376. Wiggle Subsequence

A sequence of numbers is called a wiggle sequence if the differences between successive numbers strictly alternate between positive and negative. The first difference (if one exists) may be either positive or negative. A sequence with fewer than two elements is trivially a wiggle sequence.

For example, [1,7,4,9,2,5] is a wiggle sequence because the differences (6,-3,5,-7,3) are alternately positive and negative. In contrast, [1,4,7,2,5] and [1,7,4,5,5] are not wiggle sequences, the first because its first two differences are positive and the second because its last difference is zero.

Given a sequence of integers, return the length of the longest subsequence that is a wiggle sequence. A subsequence is obtained by deleting some number of elements (eventually, also zero) from the original sequence, leaving the remaining elements in their original order.

Examples:

Input: [1,7,4,9,2,5]
Output: 6
The entire sequence is a wiggle sequence.

Input: [1,17,5,10,13,15,10,5,16,8]
Output: 7
There are several subsequences that achieve this length. One is [1,17,10,13,10,16,8].
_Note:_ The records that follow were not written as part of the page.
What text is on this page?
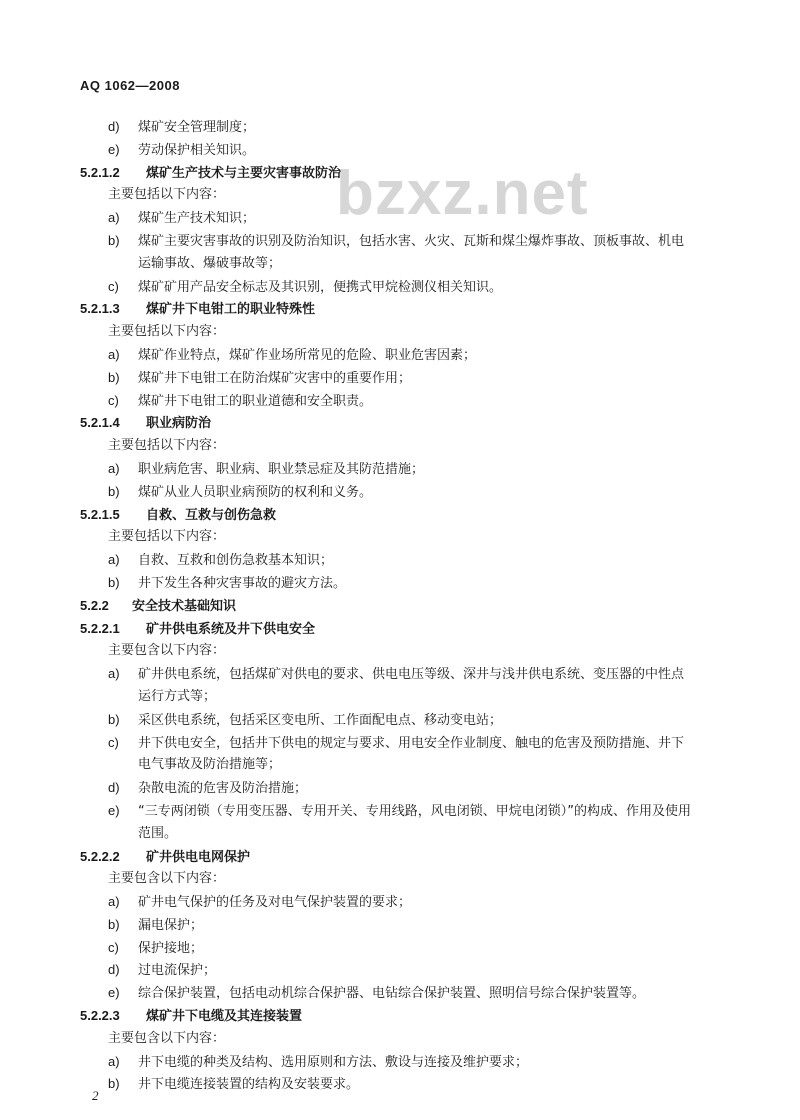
AQ 1062—2008
bzxz.net
d) 煤矿安全管理制度；
e) 劳动保护相关知识。
5.2.1.2 煤矿生产技术与主要灾害事故防治
主要包括以下内容：
a) 煤矿生产技术知识；
b) 煤矿主要灾害事故的识别及防治知识，包括水害、火灾、瓦斯和煤尘爆炸事故、顶板事故、机电
运输事故、爆破事故等；
c) 煤矿矿用产品安全标志及其识别，便携式甲烷检测仪相关知识。
5.2.1.3 煤矿井下电钳工的职业特殊性
主要包括以下内容：
a) 煤矿作业特点，煤矿作业场所常见的危险、职业危害因素；
b) 煤矿井下电钳工在防治煤矿灾害中的重要作用；
c) 煤矿井下电钳工的职业道德和安全职责。
5.2.1.4 职业病防治
主要包括以下内容：
a) 职业病危害、职业病、职业禁忌症及其防范措施；
b) 煤矿从业人员职业病预防的权利和义务。
5.2.1.5 自救、互救与创伤急救
主要包括以下内容：
a) 自救、互救和创伤急救基本知识；
b) 井下发生各种灾害事故的避灾方法。
5.2.2 安全技术基础知识
5.2.2.1 矿井供电系统及井下供电安全
主要包含以下内容：
a) 矿井供电系统，包括煤矿对供电的要求、供电电压等级、深井与浅井供电系统、变压器的中性点
运行方式等；
b) 采区供电系统，包括采区变电所、工作面配电点、移动变电站；
c) 井下供电安全，包括井下供电的规定与要求、用电安全作业制度、触电的危害及预防措施、井下
电气事故及防治措施等；
d) 杂散电流的危害及防治措施；
e) “三专两闭锁（专用变压器、专用开关、专用线路，风电闭锁、甲烷电闭锁）”的构成、作用及使用
范围。
5.2.2.2 矿井供电电网保护
主要包含以下内容：
a) 矿井电气保护的任务及对电气保护装置的要求；
b) 漏电保护；
c) 保护接地；
d) 过电流保护；
e) 综合保护装置，包括电动机综合保护器、电钻综合保护装置、照明信号综合保护装置等。
5.2.2.3 煤矿井下电缆及其连接装置
主要包含以下内容：
a) 井下电缆的种类及结构、选用原则和方法、敷设与连接及维护要求；
b) 井下电缆连接装置的结构及安装要求。
2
Input: [1,2,3,4,5,6,7,8,9]
Output: 2

Follow up:
Can you do it in O(n) time?

一刷
题解：
采用discuss中的思路：

Step 1: First we check our requirement is to get small number. As 1<2 so the series will be
 2,1
Step 2: Now we need big number that is  greater than 1. As 4>1 so series  will be
2,1,4
Step 3: Now we need small number. But 5>4 so 4 will be replaced by 5. So the series will become
2,1,5
Step 4:  We need small number. But 6>5. Series will be
2,1,6
Step 5: Require small number. 3<6. Series will be
2,1,6,3
Step 6: Require big number. 3=3. No change in series
2,1,6,3
Step 7: Require big number. 4>3. Series will become
2,1,6,3,4
Step 8:  Require small number. 8>4. 8 will  replace 4 and series will become
2,1,6,3,8
Step 9: Require small number. 4<8. So final series will  be
2,1,6,3,8,4

public class Solution {
    public int wiggleMaxLength(int[] nums) {
        if (nums.length == 0 || nums.length == 1) {
            return nums.length;
        }
        int k = 0;
        while (k < nums.length - 1 && nums[k] == nums[k + 1]) {  //Skips all the same numbers from series beginning eg 5, 5, 5, 1
            k++;
        }
        if (k == nums.length - 1) {
            return 1;
        }
        int result = 2;     // This will track the result of result array
        boolean smallReq = nums[k] < nums[k + 1];       //To check series starting pattern
        for (int i = k + 1; i < nums.length - 1; i++) {
            if (smallReq && nums[i + 1] < nums[i]) {
                nums[result] = nums[i + 1];
                result++;
                smallReq = !smallReq;    //Toggle the requirement from small to big number
            } else {
                if (!smallReq && nums[i + 1] > nums[i]) {
                    nums[result] = nums[i + 1];
                    result++;
                    smallReq = !smallReq;    //Toggle the requirement from big to small number
                }
            }
        }
        return result;
    }
}